At the age of 15, he was a boxer who billed himself as "Kid Crochet". His prizefighting years earned him a broken nose (later straightened), a scarred lip, and many sets of broken knuckles (a result of not being able to afford the tape used to wrap boxers' hands). Of his twelve bouts, he would later say "I won all but eleven."[3] For a time, he roomed with Sonny King, who, like Martin, was just starting in show business and had little money. It is said that Martin and King held bare-knuckle matches in their apartment, fighting until one of them was knocked out; people paid to watch.

Eventually, Martin gave up boxing. He worked as a roulette stickman and croupier in an illegal casino behind a tobacco shop where he had started as a stock boy. At the same time, he sang with local bands, calling himself "Dino Martini" (after the famous Metropolitan Opera tenor, Nino Martini). He got his first break working for the Ernie McKay Orchestra. He sang in a crooning style influenced by Harry Mills (of the Mills Brothers), among others. In the early 1940s, he started singing for bandleader Sammy Watkins, who suggested that he change his name to Dean Martin.
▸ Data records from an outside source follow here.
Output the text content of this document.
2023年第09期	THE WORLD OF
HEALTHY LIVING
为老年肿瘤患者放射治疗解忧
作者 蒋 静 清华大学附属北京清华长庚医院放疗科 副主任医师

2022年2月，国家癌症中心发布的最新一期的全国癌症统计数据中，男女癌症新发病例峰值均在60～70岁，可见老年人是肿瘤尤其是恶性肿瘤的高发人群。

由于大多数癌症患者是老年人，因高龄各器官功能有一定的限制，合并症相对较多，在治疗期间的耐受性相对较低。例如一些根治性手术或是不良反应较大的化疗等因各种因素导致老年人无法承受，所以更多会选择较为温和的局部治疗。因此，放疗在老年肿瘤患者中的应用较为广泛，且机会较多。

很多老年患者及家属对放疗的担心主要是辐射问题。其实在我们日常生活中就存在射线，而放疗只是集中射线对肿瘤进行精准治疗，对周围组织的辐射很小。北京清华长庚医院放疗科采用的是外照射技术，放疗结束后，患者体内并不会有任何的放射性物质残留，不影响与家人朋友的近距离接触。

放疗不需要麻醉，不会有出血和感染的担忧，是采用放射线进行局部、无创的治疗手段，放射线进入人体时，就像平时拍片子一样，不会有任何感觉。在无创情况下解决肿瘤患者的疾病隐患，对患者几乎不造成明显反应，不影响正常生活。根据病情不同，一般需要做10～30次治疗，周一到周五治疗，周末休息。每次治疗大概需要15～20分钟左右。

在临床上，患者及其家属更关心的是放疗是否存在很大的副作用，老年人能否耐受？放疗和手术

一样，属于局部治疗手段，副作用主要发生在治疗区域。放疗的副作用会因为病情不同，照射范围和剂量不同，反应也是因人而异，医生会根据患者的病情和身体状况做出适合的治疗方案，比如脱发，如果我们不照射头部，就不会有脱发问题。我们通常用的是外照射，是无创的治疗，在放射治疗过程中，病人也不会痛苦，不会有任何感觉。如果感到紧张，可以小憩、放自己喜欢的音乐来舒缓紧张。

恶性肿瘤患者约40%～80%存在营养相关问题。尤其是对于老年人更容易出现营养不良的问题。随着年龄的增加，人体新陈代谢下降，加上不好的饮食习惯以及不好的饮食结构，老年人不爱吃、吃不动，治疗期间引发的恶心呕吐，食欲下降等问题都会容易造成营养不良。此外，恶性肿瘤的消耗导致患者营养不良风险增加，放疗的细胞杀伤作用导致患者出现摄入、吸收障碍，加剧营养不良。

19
In October 1941, Martin married Elizabeth Anne McDonald. During their marriage (ended by divorce in 1949), they had four children. Martin worked for various bands throughout the early 1940s, mostly on looks and personality until he developed his own singing style. Martin famously flopped at the Riobamba, a high class nightclub in New York, when he followed Frank Sinatra in 1943, but it was the setting for their meeting.

Martin was drafted into the United States Army in 1944 during World War II, serving a year stationed in Akron, Ohio. He was then reclassified as 4-F and was discharged (possibly because of a double hernia; Jerry Lewis referred to the surgery that Martin needed for this in his autobiography).
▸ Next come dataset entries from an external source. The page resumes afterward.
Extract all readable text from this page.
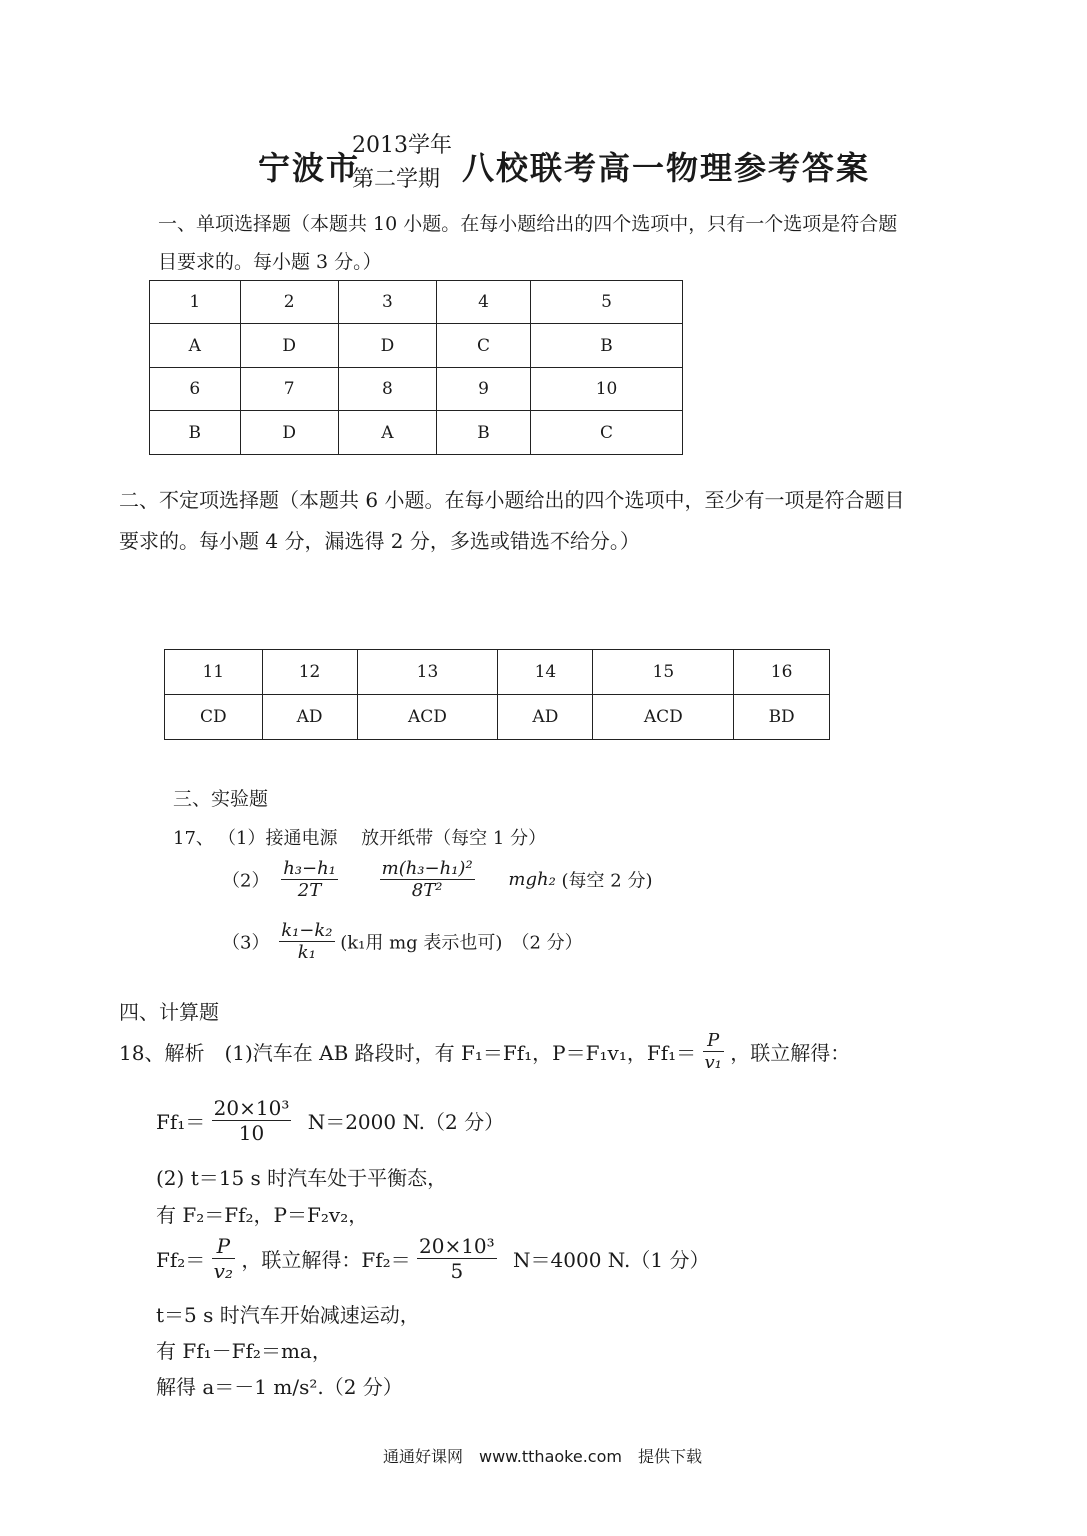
宁波市
2013学年
第二学期 八校联考高一物理参考答案
一、单项选择题（本题共 10 小题。在每小题给出的四个选项中，只有一个选项是符合题
目要求的。每小题 3 分。）
1	2	3	4	5
A	D	D	C	B
6	7	8	9	10
B	D	A	B	C
二、不定项选择题（本题共 6 小题。在每小题给出的四个选项中，至少有一项是符合题目
要求的。每小题 4 分，漏选得 2 分，多选或错选不给分。）
11	12	13	14	15	16
CD	AD	ACD	AD	ACD	BD
三、实验题
17、 （1）接通电源　 放开纸带（每空 1 分）
$(2) \frac{\text{h₃−h₁}}{2T}$
$\frac{\text{m(h₃−h₁)²}}{\text{8T²}} mgh_2$ (每空 2 分)
$(3) \frac{\text{k₁−k₂}}{\text{k₁}} (k_1$用 mg 表示也可)　（2 分）
四、计算题
18、解析　(1)汽车在 AB 路段时，有 F₁＝Ff₁，P＝F₁v₁，$Ff_1= \frac{P}{\text{v₁}}$ ，联立解得：
$Ff_1= \frac{\text{20×10³}}{10} N=2000$ N.（2 分）
(2) t＝15 s 时汽车处于平衡态，
有 F₂＝Ff₂，P＝F₂v₂，
$Ff_2= \frac{P}{\text{v₂}}$ ，联立解得：$Ff_2= \frac{\text{20×10³}}{5} N=4000$ N.（1 分）
t＝5 s 时汽车开始减速运动，
有 Ff₁－Ff₂＝ma，
解得 a＝－1 m/s².（2 分）
通通好课网　www.tthaoke.com　提供下载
By 1946, Martin was doing relatively well, but was still little more than an East Coast nightclub singer with a common style, similar to that of Bing Crosby. He drew audiences to the clubs where he played, but he inspired none of the fanatical popularity enjoyed by Sinatra.

On December 1, 1983 while gambling at the Golden Nugget casino in Atlantic City, Martin and Sinatra intimidated the dealer and several employees into breaking New Jersey law by making the dealer deal the cards by hand instead of from a shoe. Although Sinatra and Martin were implicated as the cause of the violation, neither was fined by the New Jersey Casino Control Commission. The Golden Nugget received a $25,000 fine (which Sinatra paid, stating that it was his responsibility as he and Martin were the cause of the fine) and four employees including the dealer, a supervisor and pit boss were suspended from their jobs without pay.

Martin returned to films briefly with appearances in the two star-laden, yet critically panned Cannonball Run movies. He also had a minor hit single with "Since I Met You Baby" and made his first music video, which appeared on MTV. The video was created by Martin's youngest son, Ricci.

Martin was diagnosed with lung cancer at Cedars Sinai Medical Center in September 1993, and in early 1995 retired from public life. He died of acute respiratory failure resulting from emphysema at his Beverly Hills home on Christmas morning 1995, at age 78. The lights of the Las Vegas Strip were dimmed in his honor.